On the topic
Early this year, the world population faced the onset and spread of the Coronavirus disease 2019 (COVID-19) caused by the severe acute respiratory syndrome coronavirus-2 (SARS-CoV-2), following an impactful and still ongoing pandemic, which has led to more than one million and half deaths until 11 December 2020 according to World Health Organization. Since then the research community has united in the pursuit of scientific knowledge on COVID-19 in order to fully understand its pathological mechanisms and long-term consequences in survivors, and to develop new methods that could help to manage and reduce the associated health burden.
This study, called COVID-19-immunophenotyping (COVID-IP), claims to have identified a core peripheral blood immune signature that could distinguish between COVID-19 patients and other cohorts of patients suffering from different pathologies. This immunological signature could discriminate COVID-19 patients when compared to other groups and it could also distinguish these patients in terms of their severity, which could help to identify the most alarming cases. Finally, the study also proposes alternative immunological parameters to assess patients’ inflammation responses to this specific viral infection. These findings could help to expedite the medical screening process and focus hospital resources on higher-risk cases.

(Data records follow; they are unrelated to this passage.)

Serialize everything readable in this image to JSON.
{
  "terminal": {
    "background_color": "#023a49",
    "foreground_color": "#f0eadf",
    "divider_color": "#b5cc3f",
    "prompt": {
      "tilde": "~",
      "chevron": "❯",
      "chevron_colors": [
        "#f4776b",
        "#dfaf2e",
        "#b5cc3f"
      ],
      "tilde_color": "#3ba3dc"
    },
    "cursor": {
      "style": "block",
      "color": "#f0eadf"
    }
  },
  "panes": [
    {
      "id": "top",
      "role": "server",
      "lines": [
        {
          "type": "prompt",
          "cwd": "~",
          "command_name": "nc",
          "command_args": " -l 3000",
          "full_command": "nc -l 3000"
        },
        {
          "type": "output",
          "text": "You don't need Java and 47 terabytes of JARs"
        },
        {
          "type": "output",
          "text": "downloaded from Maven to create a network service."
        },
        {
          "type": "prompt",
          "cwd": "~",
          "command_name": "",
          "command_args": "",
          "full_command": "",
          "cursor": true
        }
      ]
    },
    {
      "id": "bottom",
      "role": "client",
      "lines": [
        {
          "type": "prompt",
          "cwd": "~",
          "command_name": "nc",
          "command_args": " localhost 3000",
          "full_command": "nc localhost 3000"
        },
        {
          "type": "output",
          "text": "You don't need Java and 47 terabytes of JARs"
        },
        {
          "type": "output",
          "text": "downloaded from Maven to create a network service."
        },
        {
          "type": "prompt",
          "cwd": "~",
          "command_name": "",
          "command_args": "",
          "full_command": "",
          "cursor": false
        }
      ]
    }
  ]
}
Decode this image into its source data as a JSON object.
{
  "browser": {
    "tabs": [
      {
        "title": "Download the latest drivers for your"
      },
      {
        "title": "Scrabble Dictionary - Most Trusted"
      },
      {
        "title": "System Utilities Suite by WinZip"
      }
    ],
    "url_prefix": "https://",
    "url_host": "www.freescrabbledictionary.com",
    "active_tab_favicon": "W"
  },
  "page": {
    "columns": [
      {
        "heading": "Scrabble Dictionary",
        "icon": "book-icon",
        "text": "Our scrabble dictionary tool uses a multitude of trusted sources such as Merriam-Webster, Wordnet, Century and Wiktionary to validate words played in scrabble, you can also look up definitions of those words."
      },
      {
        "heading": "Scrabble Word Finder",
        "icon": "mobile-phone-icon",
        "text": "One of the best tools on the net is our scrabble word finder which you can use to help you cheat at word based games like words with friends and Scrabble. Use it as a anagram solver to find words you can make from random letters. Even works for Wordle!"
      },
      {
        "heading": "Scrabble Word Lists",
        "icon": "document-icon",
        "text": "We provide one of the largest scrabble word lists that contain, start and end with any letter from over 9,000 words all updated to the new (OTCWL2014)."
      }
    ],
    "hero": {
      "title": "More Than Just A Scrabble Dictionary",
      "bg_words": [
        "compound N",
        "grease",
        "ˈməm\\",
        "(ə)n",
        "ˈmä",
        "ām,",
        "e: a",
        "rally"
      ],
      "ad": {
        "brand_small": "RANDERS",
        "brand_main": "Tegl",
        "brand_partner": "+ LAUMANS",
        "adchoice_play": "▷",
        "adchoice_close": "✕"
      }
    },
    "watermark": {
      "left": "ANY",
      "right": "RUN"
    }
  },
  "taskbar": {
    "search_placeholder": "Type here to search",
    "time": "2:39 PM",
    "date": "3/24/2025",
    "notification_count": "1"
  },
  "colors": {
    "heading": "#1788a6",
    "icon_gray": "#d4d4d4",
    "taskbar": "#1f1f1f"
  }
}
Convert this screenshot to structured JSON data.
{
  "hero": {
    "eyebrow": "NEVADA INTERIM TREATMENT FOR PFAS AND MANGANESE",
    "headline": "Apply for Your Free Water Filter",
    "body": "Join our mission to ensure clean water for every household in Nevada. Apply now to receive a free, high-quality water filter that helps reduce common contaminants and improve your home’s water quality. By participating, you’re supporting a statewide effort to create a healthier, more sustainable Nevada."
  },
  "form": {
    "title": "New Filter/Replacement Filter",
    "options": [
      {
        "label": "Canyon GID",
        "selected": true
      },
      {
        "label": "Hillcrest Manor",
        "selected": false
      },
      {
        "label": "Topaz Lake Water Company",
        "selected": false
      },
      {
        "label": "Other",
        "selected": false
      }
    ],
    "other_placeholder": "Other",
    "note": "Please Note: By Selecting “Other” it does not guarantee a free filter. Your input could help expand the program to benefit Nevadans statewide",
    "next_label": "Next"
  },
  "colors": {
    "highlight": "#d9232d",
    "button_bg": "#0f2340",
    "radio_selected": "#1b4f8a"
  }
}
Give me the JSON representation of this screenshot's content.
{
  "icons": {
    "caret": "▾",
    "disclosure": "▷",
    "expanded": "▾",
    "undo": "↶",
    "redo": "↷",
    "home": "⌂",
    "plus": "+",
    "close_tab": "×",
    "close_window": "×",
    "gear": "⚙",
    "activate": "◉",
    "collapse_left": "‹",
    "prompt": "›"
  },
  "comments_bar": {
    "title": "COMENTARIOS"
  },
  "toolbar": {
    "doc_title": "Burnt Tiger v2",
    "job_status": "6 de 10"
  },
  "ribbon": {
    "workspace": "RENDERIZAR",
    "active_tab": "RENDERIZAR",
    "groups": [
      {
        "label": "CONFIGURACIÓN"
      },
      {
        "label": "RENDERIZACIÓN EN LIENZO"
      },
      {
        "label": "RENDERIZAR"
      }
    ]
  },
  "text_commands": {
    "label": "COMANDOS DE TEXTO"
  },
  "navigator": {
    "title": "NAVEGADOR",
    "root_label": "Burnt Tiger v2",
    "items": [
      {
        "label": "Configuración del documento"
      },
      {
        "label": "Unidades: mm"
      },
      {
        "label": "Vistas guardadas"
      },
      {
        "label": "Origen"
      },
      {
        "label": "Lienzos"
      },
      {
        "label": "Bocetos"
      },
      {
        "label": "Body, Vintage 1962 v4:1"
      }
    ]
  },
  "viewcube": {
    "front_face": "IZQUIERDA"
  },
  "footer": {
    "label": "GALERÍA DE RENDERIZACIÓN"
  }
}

This paper generated a great discussion among our group. Its sequential process of analysis and gradual increase in complexity by linking previous results made for a good read. But ultimately, adjusting or not adjusting for multiple testing was the main topic under discussion.
A large number of statistical tests was executed in the study. The authors even detailed a total of 315 performed tests as a conservative estimate. It was also mentioned the high interdependency of the biological samples as well as the sequential nature of how the different statistical tests were performed. However, the authors decided not to perform any multiple testing correction as explicitly mentioned in the majority of the figures’ legends. We agree with this sensible decision, but such agreement requires a shift in a way we currently think about statistical testing and its reporting.
Given the exploratory nature of this study, the authors should have been crystal clear that they performed significance tests in the sense of Fisher, where it is only specified the null hypothesis and one only wants to know the plausibility of the data under this hypothesis; no action of acceptance/rejection about the validity of the hypothesis is taken. These tests are in contrast with the hypothesis testing in the sense of Neyman-Pearson, where there are both null and alternative hypotheses to compare and a decision has to be made about the validity of the null hypothesis. Multiple testing correction arises in the latter setting, because one adjusts p-values from different tests in order to be make a decision about the null hypothesis in each individual test.
In summary, this study was a very comprehensive analysis of immunological data on COVID-19, but it is unclear how the findings can be replicated and they can reach the clinic.